Lincoln Electric Case Study
Lincoln Electric Case Study
Lincoln follows a decentralized approach in management.
We believe no company is fully centralized (hierarchal) or decentralized; instead, there are degrees of both. Lincoln’s management system reflects more of a decentralized approach. It includes hierarchy as there are managerial and executive levels in the firm, but it’s also structured in a way that they delegate decision-making to teams and individuals empowering them to take action on their own.
The company encourages employees to own their work with a special incentive and control system. Piece-rate work, merit pay, annual bonuses, stock purchase plans… All are based on individual performance which allows employees to be in charge of their own work and success, and determine their individual processes and outcome.
Decentralized management follows more of an egalitarian structure. Lincoln’s organizational culture based on openness and trust, and employment policies based on self-management and shared control proves it is decentralized.
Lincoln was successful in the US because of its egalitarian management style.
Irrespective of its perceived failure in foreign countries, Lincoln’s management system is rather successful in the US for a variety of reasons:
Although we know that pay is not everything to keep employees satisfied and motivated in the job, it plays a big role in not pushing them away. High wages and lucrative bonus incentives based on the individual performances and the company’s profits keep the employees engaged and motivated in Lincoln Electric.
No lay-off policy gives assurance to employees. This guaranteed, continuous employment policy means, Lincoln won’t lay people off as a primary solution in case of an economic recession or so. Considering that the common practice in the US is the vice versa, and the US companies usually don’t mind laying people off right away for economic reasons, Lincoln’s unconventional approach creates loyalty among employees.
Piecework compensation allows the company to keep production and productivity high.
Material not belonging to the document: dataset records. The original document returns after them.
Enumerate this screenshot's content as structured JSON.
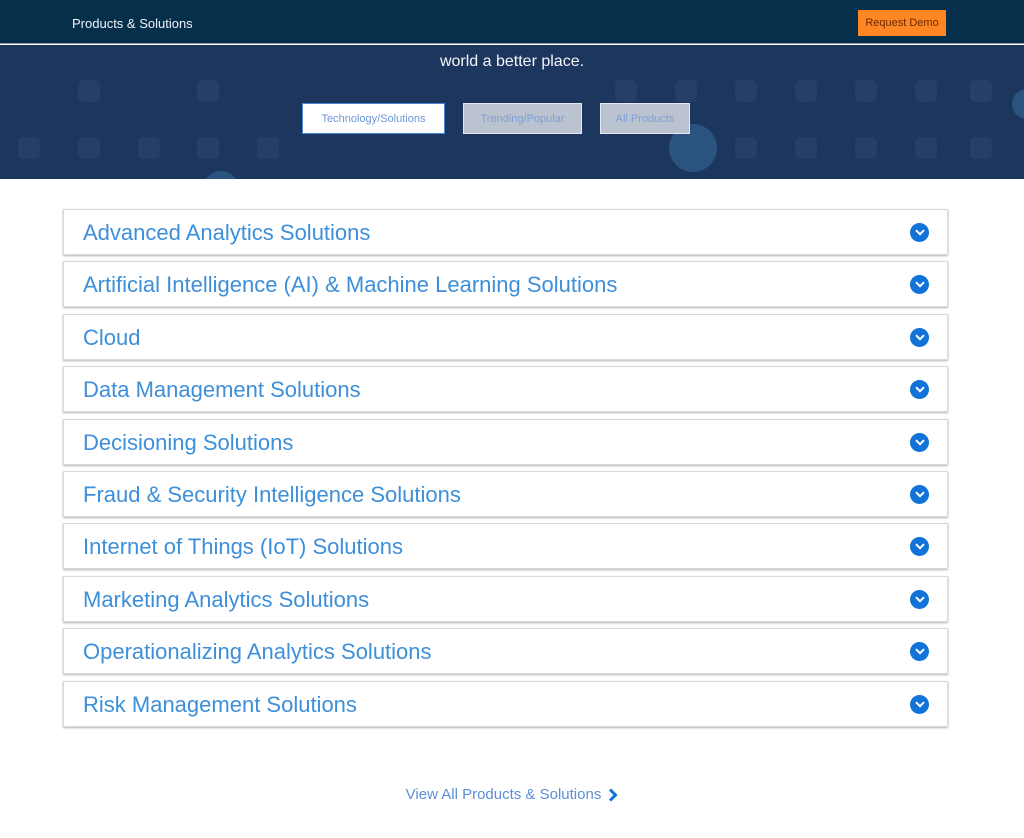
{
  "topbar": {
    "title": "Products & Solutions",
    "request_demo_label": "Request Demo"
  },
  "hero": {
    "tagline": "world a better place.",
    "filters": [
      {
        "label": "Technology/Solutions",
        "active": true
      },
      {
        "label": "Trending/Popular",
        "active": false
      },
      {
        "label": "All Products",
        "active": false
      }
    ]
  },
  "accordion": {
    "items": [
      {
        "label": "Advanced Analytics Solutions",
        "icon": "chevron-down-circle-icon"
      },
      {
        "label": "Artificial Intelligence (AI) & Machine Learning Solutions",
        "icon": "chevron-down-circle-icon"
      },
      {
        "label": "Cloud",
        "icon": "chevron-down-circle-icon"
      },
      {
        "label": "Data Management Solutions",
        "icon": "chevron-down-circle-icon"
      },
      {
        "label": "Decisioning Solutions",
        "icon": "chevron-down-circle-icon"
      },
      {
        "label": "Fraud & Security Intelligence Solutions",
        "icon": "chevron-down-circle-icon"
      },
      {
        "label": "Internet of Things (IoT) Solutions",
        "icon": "chevron-down-circle-icon"
      },
      {
        "label": "Marketing Analytics Solutions",
        "icon": "chevron-down-circle-icon"
      },
      {
        "label": "Operationalizing Analytics Solutions",
        "icon": "chevron-down-circle-icon"
      },
      {
        "label": "Risk Management Solutions",
        "icon": "chevron-down-circle-icon"
      }
    ]
  },
  "footer": {
    "view_all_label": "View All Products & Solutions",
    "view_all_icon": "chevron-right-icon"
  },
  "colors": {
    "nav_bg": "#062f4c",
    "hero_bg": "#1d365d",
    "accent_orange": "#ff8623",
    "link_blue": "#3d8fd9",
    "chevron_blue": "#1172d8"
  }
}
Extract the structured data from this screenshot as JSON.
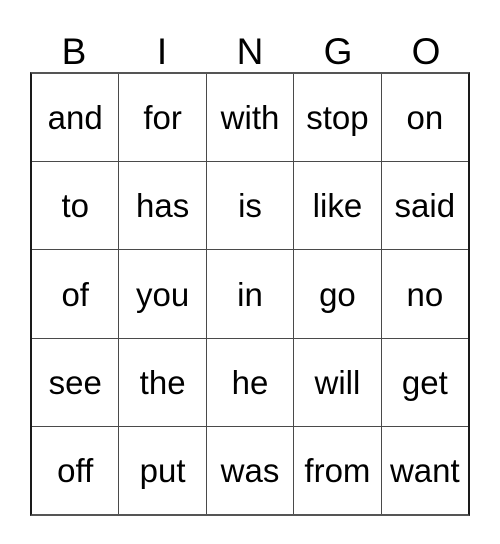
{
  "card": {
    "title": "BINGO",
    "headers": [
      "B",
      "I",
      "N",
      "G",
      "O"
    ],
    "colors": {
      "background": "#ffffff",
      "text": "#000000",
      "grid_line": "#4a4a4a",
      "outer_border": "#1a1a1a"
    },
    "rows": [
      {
        "cells": [
          "and",
          "for",
          "with",
          "stop",
          "on"
        ]
      },
      {
        "cells": [
          "to",
          "has",
          "is",
          "like",
          "said"
        ]
      },
      {
        "cells": [
          "of",
          "you",
          "in",
          "go",
          "no"
        ]
      },
      {
        "cells": [
          "see",
          "the",
          "he",
          "will",
          "get"
        ]
      },
      {
        "cells": [
          "off",
          "put",
          "was",
          "from",
          "want"
        ]
      }
    ]
  }
}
Lincoln’s production workers are paid according to what they produce, rather than an hourly or weekly wage.
Open-door policy, promoting regular face-to-face meetings, openly sharing the financial and operational information with the employees… All of these create trust in employees and allow the firm to establish an organizational culture that values honesty, cooperativeness, and transparency.
Important to keep in mind that – Lincoln’s system in the US is based on a sense of trust and community accumulated over decades of commitment to values, and practices. It’s not normal to expect the same system will work wonders in other countries right away. It takes time, awareness, effort, and commitment.
Lincoln’s control system failed overseas due to cultural differences.
Although there is proven success in the United States, Lincoln’s control system faced difficulties due to differences in cultures across the world. Cultural values vary from one country to another where one culture might value something that other cultures do not. The case study states that the European labour culture is not a fan of piece-work compensation and bonus control system. The reason for that is the most companies pay their employees in Europe monthly salaries regardless of the number of hours they worked, or the number of pieces they completed. Europeans think
that Americans are ‘’workaholic’’, they just work day and night, weekday and weekend, and they don’t enjoy life (Milosevic, 2011). Life comes first in Europe, people care about their post-5pm activities more than what happens between 9 to 5. This is also a reason why annual bonuses are not a good incentive to increase individual production efficiency in some European countries as it does in the United States. The benefits would be more suitable for Europeans such as health benefits, spa-day-offs, daycare benefits, etc.
Another issue with transporting Lincoln’s control systems to other countries is that overseas personnel does not seem to have profound insights into how the system works, how it should be executed, and what would be successful criteria. As a result, employees are not motivated to perform their best, and managers lack expertise – as they had to overstate targets, and skills – as they were not able to optimize the sales.
For these reasons, I would firstly recommend the company to re-examine the national cultures in all international markets, not just European countries before implementing the control system. By doing this, LECO would screen new potential markets according to its compatibility with its system. They can also modify the management system to fit the cultural values of countries where they already have operations.
Moreover, the company must ensure all overseas managers and staff are professionally trained to comply with the control system. The company could also send experienced managers from the home country office to monitor the execution of the system for a certain period to ensure desirable outcomes.
Lincoln shouldn’t borrow money to pay bonuses to its US workers.
We believe that Lincoln should not borrow money for the sole purpose of paying bonuses. The reason is that Lincoln Electric was in a financial crisis in international markets, more debt burdens at the time being could put Lincoln in an overleveraged position which might result in several disadvantages such as bigger financial losses, restrictions on future borrowing, unattractiveness in the eyes of stakeholders or even bankruptcy.
At the end of the day, bonuses are not a legal obligation. If Lincoln could pay salaries properly and keep the no-layoff policy intact, borrowing money just to pay bonuses should not be its priority.